The growth rate in Africa as a whole stood at 4.5 percent last year, and is expected to rise to 4.6 percent this year. This, the World Bank says, reflects a slowdown in several of the region’s large economies, particularly South Africa. Across Africa, growth is expected to surpass fiveper cent in 2017.
In East Africa, what is particularly significant is that much of the growth is not on the back of better commodity prices but from ongoing structural changes in the countries’ economies.
Since last year, the price of oil has fallen by half and many metals such as copper and iron ore have also dropped sharply. With commodity prices also plunging, the fears were that growth rates would fall.
A report in the UK-based Economist said that one reason this has not happened yet “may be because economic growth is starting to come from other places.”
“Manufacturing output on the continent is expanding as quickly as the rest of the economy. Growth is even faster in services, which expanded at an average rate of 2.6 percent per person across Africa between 1996 and 2011. Tourism, in particular, has boomed: The number of foreign visitors doubled and receipts tripled between 2000 and 2012,” notes the report.
This increasing economic diversification is also due to the fact that African governments have worked hard to make life better for investors.
The World Bank’s annual Doing Business report revealed that in 2013/14 Africa did more to improve regulations than any other region. It singled out Rwanda, which is now deemed friendlier to investors than Italy.
Many countries, including Ethiopia, Ghana, Kenya, Tanzania Mozambique and Nigeria have recently revised their estimates of GDP to account for their growing non-resource sectors. Telecommunications, transportation and finance are also expected to spur economic growth.
Tanzania is the latest East African country to join Kenya and Uganda in rebasing its economy upwards to incorporate new sectors.
New statistics show that Tanzania’s GDP is up 32 percent to stand at Tsh69.8 trillion ($41.33 billion).

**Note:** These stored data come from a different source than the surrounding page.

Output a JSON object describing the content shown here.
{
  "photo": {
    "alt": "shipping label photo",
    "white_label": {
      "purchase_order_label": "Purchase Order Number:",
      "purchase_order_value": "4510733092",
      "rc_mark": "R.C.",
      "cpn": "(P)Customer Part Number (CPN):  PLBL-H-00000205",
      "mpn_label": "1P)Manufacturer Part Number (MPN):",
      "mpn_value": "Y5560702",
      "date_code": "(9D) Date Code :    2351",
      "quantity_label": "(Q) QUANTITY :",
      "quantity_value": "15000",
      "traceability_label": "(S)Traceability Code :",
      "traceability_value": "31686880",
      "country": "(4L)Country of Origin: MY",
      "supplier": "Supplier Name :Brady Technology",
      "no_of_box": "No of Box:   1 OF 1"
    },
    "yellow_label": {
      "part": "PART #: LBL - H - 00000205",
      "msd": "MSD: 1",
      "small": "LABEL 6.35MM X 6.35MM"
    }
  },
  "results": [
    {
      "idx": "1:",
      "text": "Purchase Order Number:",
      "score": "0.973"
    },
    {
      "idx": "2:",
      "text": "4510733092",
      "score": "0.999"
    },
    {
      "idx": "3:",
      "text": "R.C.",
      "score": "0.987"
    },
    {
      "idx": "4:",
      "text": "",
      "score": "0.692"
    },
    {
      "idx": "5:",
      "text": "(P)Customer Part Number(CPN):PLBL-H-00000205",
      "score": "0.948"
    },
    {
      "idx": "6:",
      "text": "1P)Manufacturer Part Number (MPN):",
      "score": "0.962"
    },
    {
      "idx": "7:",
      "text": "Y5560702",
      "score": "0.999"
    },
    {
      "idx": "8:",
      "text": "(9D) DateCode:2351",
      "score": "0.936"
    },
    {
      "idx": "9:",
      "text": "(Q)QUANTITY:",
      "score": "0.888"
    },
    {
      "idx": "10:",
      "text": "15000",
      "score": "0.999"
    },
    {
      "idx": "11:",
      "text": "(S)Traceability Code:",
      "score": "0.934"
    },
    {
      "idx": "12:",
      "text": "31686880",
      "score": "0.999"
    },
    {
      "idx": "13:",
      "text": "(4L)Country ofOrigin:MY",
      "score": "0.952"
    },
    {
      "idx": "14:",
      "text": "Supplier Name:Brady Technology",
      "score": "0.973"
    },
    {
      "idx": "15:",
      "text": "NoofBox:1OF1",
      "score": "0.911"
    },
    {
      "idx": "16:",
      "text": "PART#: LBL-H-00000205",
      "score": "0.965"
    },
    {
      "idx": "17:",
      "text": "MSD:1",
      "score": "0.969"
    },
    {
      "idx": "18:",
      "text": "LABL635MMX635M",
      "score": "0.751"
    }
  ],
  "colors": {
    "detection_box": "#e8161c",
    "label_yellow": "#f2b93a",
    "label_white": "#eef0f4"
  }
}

This is the highest revision in the East African region, followed by Kenya’s, whose GDP rose 25 percent to stand at $55.2 billion, while that of Uganda rose 13 percent to stand at $25 billion.
Risks to future growth
However, there are risks to future growth.
The World Bank says the economic outlook “is subject to significant downside risks arising from a renewed spread of the Ebola epidemic, violent insurgencies [citing countries such as South Sudan and Somalia], lower commodity prices and volatile global financial conditions.”
It adds that policy priorities include a need for budget restraint for some countries in the region — Kenya is singled out — and a shift of spending to increasingly productive ends such as infrastructure. It also says that public sector management could be improved “with greater transparency and accountability in the use of public resources.”
Worldwide, after growing by an estimated 2.6 percent last year, the global economy is projected to expand by 3 percent this year, 3.3 percent in 2016 and 3.2 percent in 2017.
Developing countries grew by 4.4 percent in 2014, and are expected to edge up to 4.8 percent this year and to 5.3 and 5.4 percent in 2016 and 2017, respectively.